L’école française produit-elle de la ségrégation ethnique ?
Ce qu’en dit la recherche

Barbara Fouquet-Chauprade, Georges Felouzis, université de Genève.
Les notes du Conseil scientifique, n° 26, janvier 2022

Résumé
Dans cette note, les auteurs, en s’appuyant sur différentes recherches, interrogent l’existence de ségrégation ethnique au sein de l’école française, et par là même ses conséquences négatives sur les apprentissages et les conditions de scolarisation des élèves. Plus marqués en zone urbaine et en lycée, renforcés par les stratégies des familles et de certains établissements eux-mêmes, les mécanismes ségrégatifs semblent profondément ancrés dans les pratiques sociales. Ils affectent, comme le montrent les auteurs, le parcours scolaire et l’orientation des élèves. Cependant, les données fiables
pour mesurer l’ampleur de ce phénomène manquent encore, tant la question de la prise en compte de l’origine ethnique interroge le modèle social français.

Extrait de fcpe.asso.fr de janvier 2022

 

Ségrégation ethnique à l’Ecole : Où en est-on en France ?
L’école française produit-elle de la ségrégation ethnique ? Georges Félouzis et Barbara Fouquet Chauprade osent une synthèse sur ce sujet encore tabou dans une Note du Conseil scientifique de la FCPE. S’il est encore impossible de quantifier le phénomène, ils mettent en évidence les effets des processus ségrégatifs sur les apprentissages et le parcours scolaire des élèves. Iels montrent aussi que la force des mécanismes ségrégatifs réside dans leur ancrage profond dans les pratiques sociales. "La question de la prise en compte de l’origine ethnique interroge le modèle social français".

Des effets visibles

Si la ségrégation ethnique est entrée dans le champ des recherches sur l’Ecole, il faut bien dire que c’est par la petite porte et sur la pointe des pieds. Georges Felouzis fut parmi les pionniers en publiant un premier ouvrage sur les collèges bordelais dès 2004. Avec Barbara Fouquet Chauprade il a travaillé sur les "descendants d’immigrés à l’école en France". " Il fut longtemps difficile de connaître l’état de la ségrégation scolaire en France. Cela s’explique probablement par le fait que cette ségrégation, qui plus est liée à l’origine ethno-raciale des élèves, entre en contradiction flagrante avec le modèle républicain et remet en cause le principe de méritocratie, socles de l’école française", rappellent-ils.
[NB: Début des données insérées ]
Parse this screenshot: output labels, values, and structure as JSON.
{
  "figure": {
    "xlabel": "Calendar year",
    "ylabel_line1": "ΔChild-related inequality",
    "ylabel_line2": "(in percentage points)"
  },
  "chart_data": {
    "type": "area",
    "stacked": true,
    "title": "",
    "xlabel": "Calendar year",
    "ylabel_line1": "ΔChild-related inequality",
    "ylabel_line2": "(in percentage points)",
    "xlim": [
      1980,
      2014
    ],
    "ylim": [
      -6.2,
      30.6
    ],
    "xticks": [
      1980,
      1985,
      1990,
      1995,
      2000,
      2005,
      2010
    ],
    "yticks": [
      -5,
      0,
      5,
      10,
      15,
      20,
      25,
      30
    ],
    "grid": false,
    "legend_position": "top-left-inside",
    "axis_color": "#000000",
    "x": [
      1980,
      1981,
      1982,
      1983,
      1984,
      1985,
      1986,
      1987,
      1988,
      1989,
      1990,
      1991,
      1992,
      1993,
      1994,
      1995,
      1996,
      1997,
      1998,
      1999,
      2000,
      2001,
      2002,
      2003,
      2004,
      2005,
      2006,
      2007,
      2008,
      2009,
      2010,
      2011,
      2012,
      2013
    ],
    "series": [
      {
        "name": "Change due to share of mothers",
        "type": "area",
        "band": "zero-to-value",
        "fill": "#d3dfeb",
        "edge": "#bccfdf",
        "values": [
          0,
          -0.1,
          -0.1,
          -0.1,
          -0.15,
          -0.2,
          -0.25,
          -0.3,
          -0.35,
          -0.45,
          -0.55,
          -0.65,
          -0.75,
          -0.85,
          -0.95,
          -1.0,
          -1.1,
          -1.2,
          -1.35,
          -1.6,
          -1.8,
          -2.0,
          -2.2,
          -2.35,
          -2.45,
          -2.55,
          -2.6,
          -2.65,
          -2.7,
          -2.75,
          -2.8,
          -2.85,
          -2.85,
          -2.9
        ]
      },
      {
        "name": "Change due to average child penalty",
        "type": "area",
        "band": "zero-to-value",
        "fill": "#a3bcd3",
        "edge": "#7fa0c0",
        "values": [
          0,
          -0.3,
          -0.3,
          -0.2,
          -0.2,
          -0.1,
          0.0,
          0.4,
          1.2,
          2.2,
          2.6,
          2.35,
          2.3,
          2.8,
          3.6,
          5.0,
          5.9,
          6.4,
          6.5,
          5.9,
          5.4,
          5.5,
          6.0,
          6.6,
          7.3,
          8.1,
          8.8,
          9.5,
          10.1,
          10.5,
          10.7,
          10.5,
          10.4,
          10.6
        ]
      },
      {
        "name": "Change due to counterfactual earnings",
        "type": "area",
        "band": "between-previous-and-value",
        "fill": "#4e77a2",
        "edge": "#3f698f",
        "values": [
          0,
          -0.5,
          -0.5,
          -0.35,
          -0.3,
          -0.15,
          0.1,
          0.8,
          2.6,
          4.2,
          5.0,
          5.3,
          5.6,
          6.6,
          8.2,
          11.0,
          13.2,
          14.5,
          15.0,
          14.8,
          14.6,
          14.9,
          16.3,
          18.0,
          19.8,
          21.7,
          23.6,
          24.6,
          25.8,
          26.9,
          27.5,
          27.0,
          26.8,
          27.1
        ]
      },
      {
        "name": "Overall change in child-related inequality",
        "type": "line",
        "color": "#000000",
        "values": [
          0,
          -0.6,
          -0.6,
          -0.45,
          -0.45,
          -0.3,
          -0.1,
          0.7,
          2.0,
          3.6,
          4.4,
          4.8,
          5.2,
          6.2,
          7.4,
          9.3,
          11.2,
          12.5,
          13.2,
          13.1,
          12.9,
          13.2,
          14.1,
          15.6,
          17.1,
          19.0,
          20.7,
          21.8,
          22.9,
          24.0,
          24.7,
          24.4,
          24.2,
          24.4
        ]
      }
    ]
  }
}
Pour autant les effets de la ségrégation ethnique sont bien visibles. " Les recherches montrent de façon continue l’ampleur des inégalités de performances entre élèves issus de l’immigration et natifs, ceci toujours en défaveur des premiers sauf pour les élèves issus du Sud-Est asiatique (Ichou, 2018). Parmi l’ensemble des variables qui ont été testées par l’auteur pour expliquer les inégalités de performances, celle du contexte ségrégatif explique fortement les inégalités d’apprentissage. La scolarisation dans un établissement ségrégué affecte également le parcours scolaire et les orientations des élèves qui y sont scolarisés... Les effets de pairs sont visibles tout à la fois sur les acquisitions scolaires mais également sur des dimensions que l’on pourrait qualifier de non cognitives et affectent les relations interpersonnelles au sein de ces établissements. C’est le cas notamment du bien-être scolaire : plus l’établissement et la classe sont ségrégués au plan ethnique comme social et plus le bien-être scolaire est faible ".

Quelles politiques pour y faire face ?

" Si l’on note l’absence de politiques nationales de lutte contre la ségrégation ethnique, des politiques et expériences locales sont toutefois à relever", remarques les auteurs. Ils citent en exemple la politique menée par le conseil départemental de Haute Garonne. Un bilan récent, publié par le Café pédagogique, montre que l’obstination du conseil départemental à déségréguer les collégiens du Mirail porte ses fruits en terme de résultats scolaires et d’orientation. Pour cela le conseil a fermé deux collèges très ségrégués et réparti leurs élèves dans 11 collèges de l’agglomération. Finalement il reconstruit deux collèges dans des zones assurant de la mixité sociale. Un autre exemple, portant davantage sur la ségrégation sociale, existe à Paris où les trois expériences de mixité sociale lancées en 2016 dans 6 collèges parisiens ont réussi à infléchir nettement la composition sociale des établissements sans pour autant encourager la fuite vers le privé. C’est l’exemple des secteurs multi collèges.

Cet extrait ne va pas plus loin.